No Alternative to Despair? Sahrawis, Palestinians and the International Law of Nationalism
23 Palestine Yearbook of International Law 53 (2022)
41 Pages Posted: 21 Sep 2022 Last revised: 26 Apr 2023
Date Written: September 17, 2022
Abstract
This article builds upon Nathaniel Berman’s work, which explores how the world community has framed and regulated questions of nationalism since the Concert of Europe began to fray in the late nineteenth century. Berman demonstrates that the international legal order has created, repudiated, and revived classifications of group identity and has repeatedly realigned its preferences amongst these classifications. These ruptures demarcate the various eras of the international law of nationalism, which Berman defines as “a historically contingent array of doctrinal and policy options for deployment by a contingent embodiment of international authority on nationalist conflicts whose protagonists are designated by a contingent set of legal categories.”

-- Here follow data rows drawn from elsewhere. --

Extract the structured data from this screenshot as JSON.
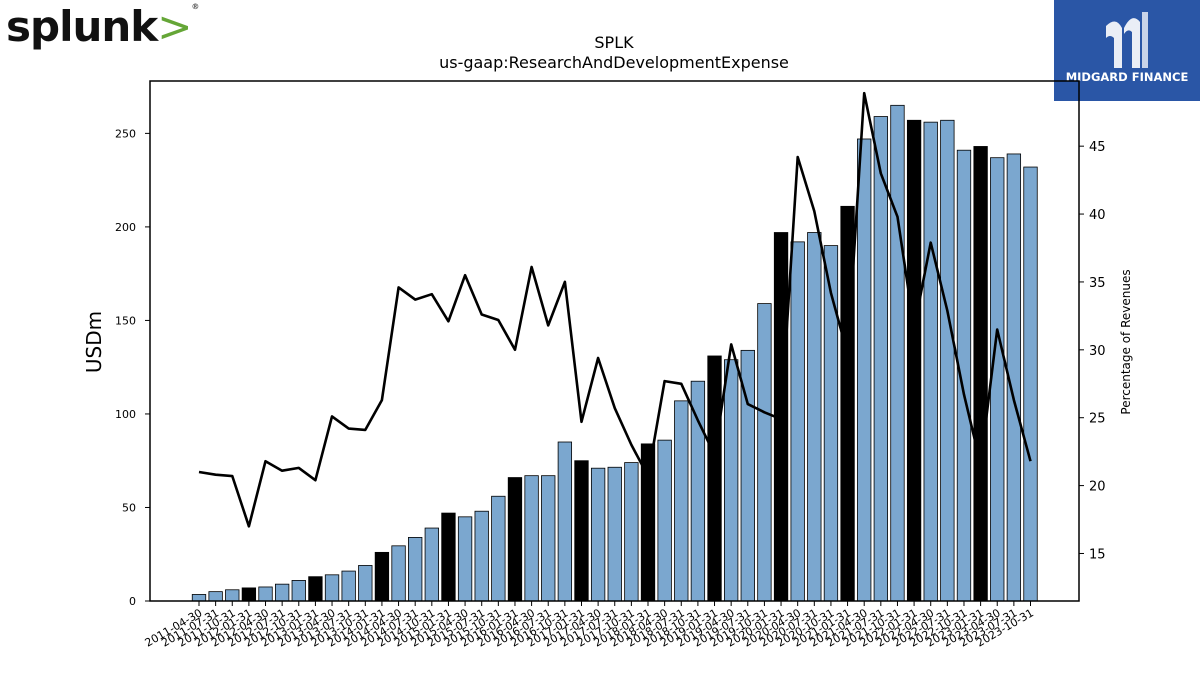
{
  "logos": {
    "left": "splunk",
    "left_suffix": ">",
    "right": "MIDGARD FINANCE"
  },
  "chart_data": {
    "type": "bar",
    "title": "SPLK",
    "subtitle": "us-gaap:ResearchAndDevelopmentExpense",
    "ylabel": "USDm",
    "y2label": "Percentage of Revenues",
    "ylim": [
      0,
      278
    ],
    "y2lim": [
      11.5,
      49.8
    ],
    "yticks": [
      0,
      50,
      100,
      150,
      200,
      250
    ],
    "y2ticks": [
      15,
      20,
      25,
      30,
      35,
      40,
      45
    ],
    "bar_color": "#7ba7cf",
    "highlight_color": "#000000",
    "line_color": "#000000",
    "categories": [
      "2011-04-30",
      "2011-07-31",
      "2011-10-31",
      "2012-01-31",
      "2012-04-30",
      "2012-07-31",
      "2012-10-31",
      "2013-01-31",
      "2013-04-30",
      "2013-07-31",
      "2013-10-31",
      "2014-01-31",
      "2014-04-30",
      "2014-07-31",
      "2014-10-31",
      "2015-01-31",
      "2015-04-30",
      "2015-07-31",
      "2015-10-31",
      "2016-01-31",
      "2016-04-30",
      "2016-07-31",
      "2016-10-31",
      "2017-01-31",
      "2017-04-30",
      "2017-07-31",
      "2017-10-31",
      "2018-01-31",
      "2018-04-30",
      "2018-07-31",
      "2018-10-31",
      "2019-01-31",
      "2019-04-30",
      "2019-07-31",
      "2019-10-31",
      "2020-01-31",
      "2020-04-30",
      "2020-07-31",
      "2020-10-31",
      "2021-01-31",
      "2021-04-30",
      "2021-07-31",
      "2021-10-31",
      "2022-01-31",
      "2022-04-30",
      "2022-07-31",
      "2022-10-31",
      "2023-01-31",
      "2023-04-30",
      "2023-07-31",
      "2023-10-31"
    ],
    "series": [
      {
        "kind": "bar",
        "axis": "left",
        "values": [
          3.5,
          5,
          6,
          7,
          7.5,
          9,
          11,
          13,
          14,
          16,
          19,
          26,
          29.5,
          34,
          39,
          47,
          45,
          48,
          56,
          66,
          67,
          67,
          85,
          75,
          71,
          71.5,
          74,
          84,
          86,
          107,
          117.5,
          131,
          129,
          134,
          159,
          197,
          192,
          197,
          190,
          211,
          247,
          259,
          265,
          257,
          256,
          257,
          241,
          243,
          237,
          239,
          232
        ],
        "highlighted": [
          3,
          7,
          11,
          15,
          19,
          23,
          27,
          31,
          35,
          39,
          43,
          47
        ]
      },
      {
        "kind": "line",
        "axis": "right",
        "values": [
          21,
          20.8,
          20.7,
          17,
          21.8,
          21.1,
          21.3,
          20.4,
          25.1,
          24.2,
          24.1,
          26.3,
          34.6,
          33.7,
          34.1,
          32.1,
          35.5,
          32.6,
          32.2,
          30,
          36.1,
          31.8,
          35,
          24.7,
          29.4,
          25.7,
          23,
          20.7,
          27.7,
          27.5,
          24.8,
          22.3,
          30.4,
          26,
          25.4,
          24.9,
          44.2,
          40.2,
          34.2,
          29.7,
          48.9,
          43,
          39.8,
          31.6,
          37.9,
          32.9,
          26.7,
          21.6,
          31.5,
          26.3,
          21.8
        ]
      }
    ],
    "grid": false,
    "legend": "none"
  }
}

This article adopts Berman’s framework and honors his commitment to deconstruction rather than prescriptions. It explores the constitutive aspect of the law, and specifically the constitutive aspect of culture in law. The cultural judgments which the international authority of various eras inscribed upon the Sahrawis and the Palestinians along their way to protagonist status in the international law of nationalism bear on the reception to (and regulation of) their nationalist claims until today. It traces the way that realignments in the conceptualization and regulation of group identity and national aspirations, most notably in the Realist response to decolonization, have impacted the Sahrawis and the Palestinians in their pursuit of self-determination. It further examines whether and how the internationally-recognized representative of each group – the Frente Polisario and the Palestine Liberation Organization – has sought to keep pace with these shifts in the legal landscape.